Policy makers and stakeholders have examined the U.S. healthcare system thoroughly in light of the urgent concerns over compromised patient safety
Policy makers and stakeholders have examined the U.S. healthcare system thoroughly in light of the urgent concerns over compromised patient safety, rising prices, and an increase in the number of uninsured and underinsured people. It should be noted that through my professional interactions and in-depth research, I’ve come to realize that three core strategies, public reporting, performance assessment, and value-based payment, are crucial to advancing a high-value healthcare agenda.
A key component of this agenda is public reporting, which gives patients and families access to clear information on the standard of care and patient safety. This openness encourages thoughtful decision-making and holds healthcare professionals responsible for the care they offer. Studies like the one that was published in the Journal of General Internal Medicine in 2019 show that patient outcomes and death rates improve when hospital quality measurements are made publicly available.
In order to assess and improve the quality of care, performance measurement is essential. Healthcare systems find opportunities for improvement and put in place focused quality improvement programs by monitoring outcomes, adherence to standards, and patient satisfaction. Performance assessment has the ability to spur quality improvements across the board in healthcare, according to the Institute of Medicine paper “Crossing the Quality Chasm” (Ladebue et al., 2016).
It should be noted that Value-based payment methods, like pay-for-performance, bundled payments, and episode-based payments, encourage the provision of high-quality care at a reasonable cost. New England Journal of Medicine research published in 2018 shows that value-based payment models result in better patient outcomes, fewer hospital readmissions, and lower overall expenditures. The impact of healthcare payment and delivery mechanisms on the standard of care is complex. Different payment models influence different provider behaviors. For example, fee-for-service models may unintentionally promote unneeded treatments, whereas capitation models may encourage preventive care initiatives. According to a 2016 study published in the Journal of General Internal Medicine, capitation models promote higher use of preventative treatment (Totten et al., 2012).

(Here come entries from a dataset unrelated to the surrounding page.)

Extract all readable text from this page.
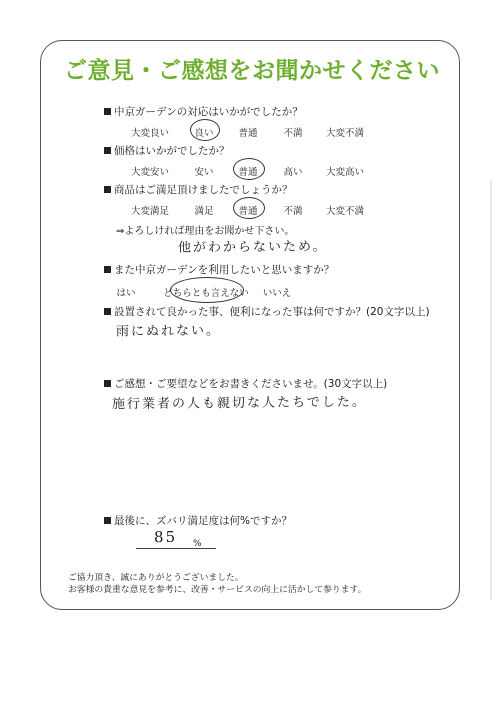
ご意見・ご感想をお聞かせください
中京ガーデンの対応はいかがでしたか？
大変良い	良い	普通	不満 大変不満
価格はいかがでしたか？
大変安い	安い	普通	高い 大変高い
商品はご満足頂けましたでしょうか？
大変満足	満足	普通	不満 大変不満
⇒よろしければ理由をお聞かせ下さい。
他がわからないため。
また中京ガーデンを利用したいと思いますか？
はい	どちらとも言えない いいえ
設置されて良かった事、便利になった事は何ですか？(20文字以上)
雨にぬれない。
ご感想・ご要望などをお書きくださいませ。(30文字以上)
施行業者の人も親切な人たちでした。
最後に、ズバリ満足度は何%ですか？
85 %
ご協力頂き、誠にありがとうございました。
お客様の貴重な意見を参考に、改善・サービスの向上に活かして参ります。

Care coordination and delivery efficacy are influenced by delivery types as well. Due to their holistic approach, primary care-based models thrive in coordinating care because primary care providers maintain thorough oversight and communication with other providers. The crucial importance of primary care in attaining seamless care coordination is stressed in the National Academy of Medicine study “Primary Care: America’s Health in a New Era.” Additionally, models of care delivery based on research consistently show better results. According to a 2015 study featured in JAMA Internal Medicine, healthcare models founded on the most recent scientific research result in better patient outcomes and increased effectiveness (Adair et al., 2006).
Adair, C. E., Simpson, E., Casebeer, A. L., Birdsell, J. M., Hayden, K. A., & Lewis, S. (2006). Performance measurement in healthcare: part I–concepts and trends from a state of the science review. Healthcare Policy, 1(4), 85.
Ladebue, A. C., Helfrich, C. D., Gerdes, Z. T., Fihn, S. D., Nelson, K. M., & Sayre, G. G. (2016). The experience of patient aligned care team (PACT) members. Health care management review, 41(1), 2-10.
Totten, A., Wagner, J., Tiwari, A., O’Haire, C., Griffin, J., & Walker, M. (2012). Public reporting as a quality improvement strategy. Closing the Quality Gap: Revisiting the State of the Science. Rockville: Agency for Healthcare Research and Quality.